The yen depreciated against the US dollar much more than the New Taiwan dollar did over the past year, which has made Taiwan-made goods less competitive in the global market than their Japanese counterparts, they said.
Furthermore, South Korea is gearing up to sign free-trade agreements (FTA) with its major trading partners in an attempt to win preferential tariff treatment to fend off the competition, they added.

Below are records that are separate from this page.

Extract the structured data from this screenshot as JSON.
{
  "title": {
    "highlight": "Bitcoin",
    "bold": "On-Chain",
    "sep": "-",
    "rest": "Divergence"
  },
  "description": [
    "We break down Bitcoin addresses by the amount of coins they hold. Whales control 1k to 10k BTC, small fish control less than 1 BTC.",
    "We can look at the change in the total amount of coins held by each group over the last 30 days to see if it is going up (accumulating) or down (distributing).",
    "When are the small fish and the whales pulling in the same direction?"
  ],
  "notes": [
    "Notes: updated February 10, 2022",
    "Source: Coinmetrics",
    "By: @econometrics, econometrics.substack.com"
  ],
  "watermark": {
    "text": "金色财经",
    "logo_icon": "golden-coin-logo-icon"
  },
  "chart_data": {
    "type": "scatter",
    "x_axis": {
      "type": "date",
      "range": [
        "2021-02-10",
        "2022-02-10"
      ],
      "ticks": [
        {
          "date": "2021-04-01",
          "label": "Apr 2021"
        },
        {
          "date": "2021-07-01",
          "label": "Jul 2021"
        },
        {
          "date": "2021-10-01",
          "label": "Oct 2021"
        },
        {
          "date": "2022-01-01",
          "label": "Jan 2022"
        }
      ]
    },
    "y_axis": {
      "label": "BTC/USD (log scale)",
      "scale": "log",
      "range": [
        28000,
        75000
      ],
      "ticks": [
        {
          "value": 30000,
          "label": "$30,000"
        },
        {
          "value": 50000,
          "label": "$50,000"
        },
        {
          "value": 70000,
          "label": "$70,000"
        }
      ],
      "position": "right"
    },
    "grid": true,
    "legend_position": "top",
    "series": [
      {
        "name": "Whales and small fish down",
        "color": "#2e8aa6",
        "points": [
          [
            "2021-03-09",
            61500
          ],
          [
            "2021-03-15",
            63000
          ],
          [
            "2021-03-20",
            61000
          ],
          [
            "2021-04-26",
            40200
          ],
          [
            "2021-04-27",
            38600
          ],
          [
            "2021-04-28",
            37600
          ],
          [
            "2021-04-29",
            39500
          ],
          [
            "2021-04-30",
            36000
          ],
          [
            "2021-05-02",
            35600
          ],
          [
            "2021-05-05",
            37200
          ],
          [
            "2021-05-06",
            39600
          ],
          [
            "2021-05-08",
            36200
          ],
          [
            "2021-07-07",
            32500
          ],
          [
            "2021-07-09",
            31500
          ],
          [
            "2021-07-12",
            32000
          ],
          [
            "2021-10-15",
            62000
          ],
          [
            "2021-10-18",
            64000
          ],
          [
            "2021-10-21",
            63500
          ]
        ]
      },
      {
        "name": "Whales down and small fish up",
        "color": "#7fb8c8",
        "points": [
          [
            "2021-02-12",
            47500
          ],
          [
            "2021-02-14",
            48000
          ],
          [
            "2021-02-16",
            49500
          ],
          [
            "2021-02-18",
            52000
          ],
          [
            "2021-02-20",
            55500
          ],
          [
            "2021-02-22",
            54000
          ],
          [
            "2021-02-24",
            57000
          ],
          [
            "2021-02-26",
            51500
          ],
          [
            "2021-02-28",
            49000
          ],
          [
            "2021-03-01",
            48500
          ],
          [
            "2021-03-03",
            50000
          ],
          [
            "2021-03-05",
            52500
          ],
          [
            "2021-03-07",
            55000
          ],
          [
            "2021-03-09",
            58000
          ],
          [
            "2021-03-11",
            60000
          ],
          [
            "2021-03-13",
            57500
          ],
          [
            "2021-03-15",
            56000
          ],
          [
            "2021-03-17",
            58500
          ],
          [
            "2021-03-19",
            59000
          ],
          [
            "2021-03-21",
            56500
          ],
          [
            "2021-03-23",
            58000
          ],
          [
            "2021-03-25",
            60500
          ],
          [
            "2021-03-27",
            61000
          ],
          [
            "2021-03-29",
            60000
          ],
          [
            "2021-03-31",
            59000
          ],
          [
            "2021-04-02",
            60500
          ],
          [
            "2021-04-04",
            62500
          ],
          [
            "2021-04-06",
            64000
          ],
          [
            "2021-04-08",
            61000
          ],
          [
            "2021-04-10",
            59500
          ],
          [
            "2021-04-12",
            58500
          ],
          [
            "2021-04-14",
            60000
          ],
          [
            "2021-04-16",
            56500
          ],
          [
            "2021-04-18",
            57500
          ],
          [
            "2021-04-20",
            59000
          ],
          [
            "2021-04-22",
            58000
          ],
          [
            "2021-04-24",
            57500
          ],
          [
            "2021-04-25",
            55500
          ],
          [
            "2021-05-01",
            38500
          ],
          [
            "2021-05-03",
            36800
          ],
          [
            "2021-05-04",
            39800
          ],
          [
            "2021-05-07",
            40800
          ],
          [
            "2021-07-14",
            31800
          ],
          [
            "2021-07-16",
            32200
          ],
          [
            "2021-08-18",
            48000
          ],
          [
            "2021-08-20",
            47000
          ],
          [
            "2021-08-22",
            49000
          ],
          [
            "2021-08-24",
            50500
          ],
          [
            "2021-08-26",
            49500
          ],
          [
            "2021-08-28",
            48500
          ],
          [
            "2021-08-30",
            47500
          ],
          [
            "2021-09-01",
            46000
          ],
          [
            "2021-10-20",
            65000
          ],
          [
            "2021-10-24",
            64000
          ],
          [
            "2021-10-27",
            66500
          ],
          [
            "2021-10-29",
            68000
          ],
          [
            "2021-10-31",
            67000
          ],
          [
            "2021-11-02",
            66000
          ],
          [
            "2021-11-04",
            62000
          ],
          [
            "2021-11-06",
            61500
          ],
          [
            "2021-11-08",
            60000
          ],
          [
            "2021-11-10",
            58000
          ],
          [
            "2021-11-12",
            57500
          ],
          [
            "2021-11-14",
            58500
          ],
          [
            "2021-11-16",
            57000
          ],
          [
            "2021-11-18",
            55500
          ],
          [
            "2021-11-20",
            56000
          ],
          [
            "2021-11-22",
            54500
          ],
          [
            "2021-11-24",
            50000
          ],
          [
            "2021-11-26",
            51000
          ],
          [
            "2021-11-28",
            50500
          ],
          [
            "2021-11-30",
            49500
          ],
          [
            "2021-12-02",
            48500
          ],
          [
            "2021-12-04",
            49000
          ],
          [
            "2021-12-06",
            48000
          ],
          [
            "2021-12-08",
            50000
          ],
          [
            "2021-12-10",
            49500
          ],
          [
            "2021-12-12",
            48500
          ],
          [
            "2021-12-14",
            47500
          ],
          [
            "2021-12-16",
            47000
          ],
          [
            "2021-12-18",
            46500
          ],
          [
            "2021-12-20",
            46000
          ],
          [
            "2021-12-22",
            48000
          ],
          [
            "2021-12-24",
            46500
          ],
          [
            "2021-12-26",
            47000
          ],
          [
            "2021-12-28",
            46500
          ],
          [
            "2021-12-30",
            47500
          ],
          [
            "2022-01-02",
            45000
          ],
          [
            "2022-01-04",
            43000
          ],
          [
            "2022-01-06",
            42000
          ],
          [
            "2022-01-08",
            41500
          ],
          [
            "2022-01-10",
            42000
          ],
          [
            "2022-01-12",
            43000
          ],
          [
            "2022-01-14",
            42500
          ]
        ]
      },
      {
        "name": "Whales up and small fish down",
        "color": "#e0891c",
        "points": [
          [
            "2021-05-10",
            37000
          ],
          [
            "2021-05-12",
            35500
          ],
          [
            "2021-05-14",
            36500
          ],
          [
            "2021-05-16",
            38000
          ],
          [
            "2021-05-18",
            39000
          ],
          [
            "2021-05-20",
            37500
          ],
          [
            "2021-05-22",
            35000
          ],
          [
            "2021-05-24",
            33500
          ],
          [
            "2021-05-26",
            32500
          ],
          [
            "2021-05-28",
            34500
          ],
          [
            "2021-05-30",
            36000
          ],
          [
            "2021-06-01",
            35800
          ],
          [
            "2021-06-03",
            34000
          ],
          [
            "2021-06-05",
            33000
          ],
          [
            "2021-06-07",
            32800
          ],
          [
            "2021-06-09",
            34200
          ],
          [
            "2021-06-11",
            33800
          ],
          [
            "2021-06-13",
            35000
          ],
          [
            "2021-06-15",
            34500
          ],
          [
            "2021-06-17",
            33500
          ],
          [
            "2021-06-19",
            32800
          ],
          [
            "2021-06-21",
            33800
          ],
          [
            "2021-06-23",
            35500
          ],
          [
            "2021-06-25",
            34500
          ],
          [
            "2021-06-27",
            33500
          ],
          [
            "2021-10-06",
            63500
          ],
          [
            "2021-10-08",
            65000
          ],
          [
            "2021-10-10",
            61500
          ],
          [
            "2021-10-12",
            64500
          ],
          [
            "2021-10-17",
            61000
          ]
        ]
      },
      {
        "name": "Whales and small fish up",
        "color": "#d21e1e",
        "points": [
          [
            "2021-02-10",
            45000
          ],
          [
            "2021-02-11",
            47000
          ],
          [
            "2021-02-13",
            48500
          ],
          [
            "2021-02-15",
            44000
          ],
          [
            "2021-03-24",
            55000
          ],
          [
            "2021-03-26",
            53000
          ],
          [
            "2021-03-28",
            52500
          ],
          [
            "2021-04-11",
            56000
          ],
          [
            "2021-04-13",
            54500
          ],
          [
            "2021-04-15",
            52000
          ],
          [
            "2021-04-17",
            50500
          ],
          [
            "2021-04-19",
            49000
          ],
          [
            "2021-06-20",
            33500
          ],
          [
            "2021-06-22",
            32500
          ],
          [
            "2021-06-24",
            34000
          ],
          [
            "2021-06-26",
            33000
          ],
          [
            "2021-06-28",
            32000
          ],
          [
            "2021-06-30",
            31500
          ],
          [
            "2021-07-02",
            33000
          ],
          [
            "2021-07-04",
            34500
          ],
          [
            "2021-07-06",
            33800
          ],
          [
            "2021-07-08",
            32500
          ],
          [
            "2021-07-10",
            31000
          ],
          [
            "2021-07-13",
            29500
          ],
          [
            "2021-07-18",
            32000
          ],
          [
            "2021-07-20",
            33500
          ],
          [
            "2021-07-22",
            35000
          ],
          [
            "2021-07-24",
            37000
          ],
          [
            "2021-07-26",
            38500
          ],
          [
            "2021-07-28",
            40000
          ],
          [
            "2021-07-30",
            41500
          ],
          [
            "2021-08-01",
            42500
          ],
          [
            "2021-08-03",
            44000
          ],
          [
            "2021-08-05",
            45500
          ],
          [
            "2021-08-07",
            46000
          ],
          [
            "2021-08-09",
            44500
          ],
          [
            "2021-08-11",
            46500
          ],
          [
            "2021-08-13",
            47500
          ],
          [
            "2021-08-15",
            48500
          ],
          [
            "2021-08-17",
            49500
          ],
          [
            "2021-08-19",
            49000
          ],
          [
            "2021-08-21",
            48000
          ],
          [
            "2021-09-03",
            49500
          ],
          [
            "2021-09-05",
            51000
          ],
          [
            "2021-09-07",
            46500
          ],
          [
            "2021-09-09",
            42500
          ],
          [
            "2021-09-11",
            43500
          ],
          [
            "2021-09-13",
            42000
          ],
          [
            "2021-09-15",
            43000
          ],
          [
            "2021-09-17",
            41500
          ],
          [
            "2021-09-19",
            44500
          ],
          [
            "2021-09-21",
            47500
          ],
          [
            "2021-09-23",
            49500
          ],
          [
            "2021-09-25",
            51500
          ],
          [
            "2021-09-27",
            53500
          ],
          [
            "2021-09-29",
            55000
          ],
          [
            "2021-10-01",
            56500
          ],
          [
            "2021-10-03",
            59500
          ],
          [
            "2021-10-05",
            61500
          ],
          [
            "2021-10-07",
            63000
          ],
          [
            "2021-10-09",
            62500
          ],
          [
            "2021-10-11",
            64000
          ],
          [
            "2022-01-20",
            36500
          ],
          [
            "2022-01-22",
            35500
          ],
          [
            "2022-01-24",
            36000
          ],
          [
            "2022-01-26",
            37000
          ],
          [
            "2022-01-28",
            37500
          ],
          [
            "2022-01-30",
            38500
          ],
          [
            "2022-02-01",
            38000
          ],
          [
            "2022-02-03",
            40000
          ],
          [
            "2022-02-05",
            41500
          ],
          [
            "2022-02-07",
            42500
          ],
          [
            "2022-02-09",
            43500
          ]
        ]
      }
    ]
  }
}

In the first 11 months of last year, Taiwan’s exports rose just 0.9 percent from the previous year to US$277.63 billion.
Amid the sluggish export growth, the government in November slashed its estimate for the nation’s annual economic growth to 1.74 percent from 2.31 percent.
Gordon Sun, director of the Macroeconomic Forecasting Center at the Taiwan Institute of Economic Research, said he is worried about the yen’s sharp depreciation, which has hurt many local industries, in particular machine tool manufacturers.
Last year, the yen fell about 21.5 percent against the US dollar, while the Taiwanese currency only depreciated 2.72 percent against the greenback.
Due to the fiercer-than-ever competition from Japan, Taiwan’s machine tool exports in the first 11 months of last year totaled US$3.23 billion, down 17.4 percent from the same period in the previous year.
In addition to yen’s rapid depreciation, goods made in Japan are globally renowned for their quality, so Japanese manufacturers do not have to engage in price competition to win orders, Sun said.
For the whole of last year, the won rose 1.37 percent against the US dollar, but South Korean exports hit a record-high US$559.7 billion after rising 2.2 percent annually.
Sun said Seoul’s strategy is to ink as many free-trade agreements as possible to lower tariff barriers and accelerate outbound sales. The strategy is a sharp departure from South Korea’s policy during the financial crisis in 2008, which consisted of trying to depreciate the on to secure its export market.
Last month, South Korea and Australia concluded talks on a trade deal that could boost the latter’s FTA coverage to 62.56 percent, 10 times that of Taiwan’s.
Seoul’s rate stands at 36.5 percent now, which means that for every US$100 of exports shipped, US$36.5 worth of goods go to places with which the country has a trade pact.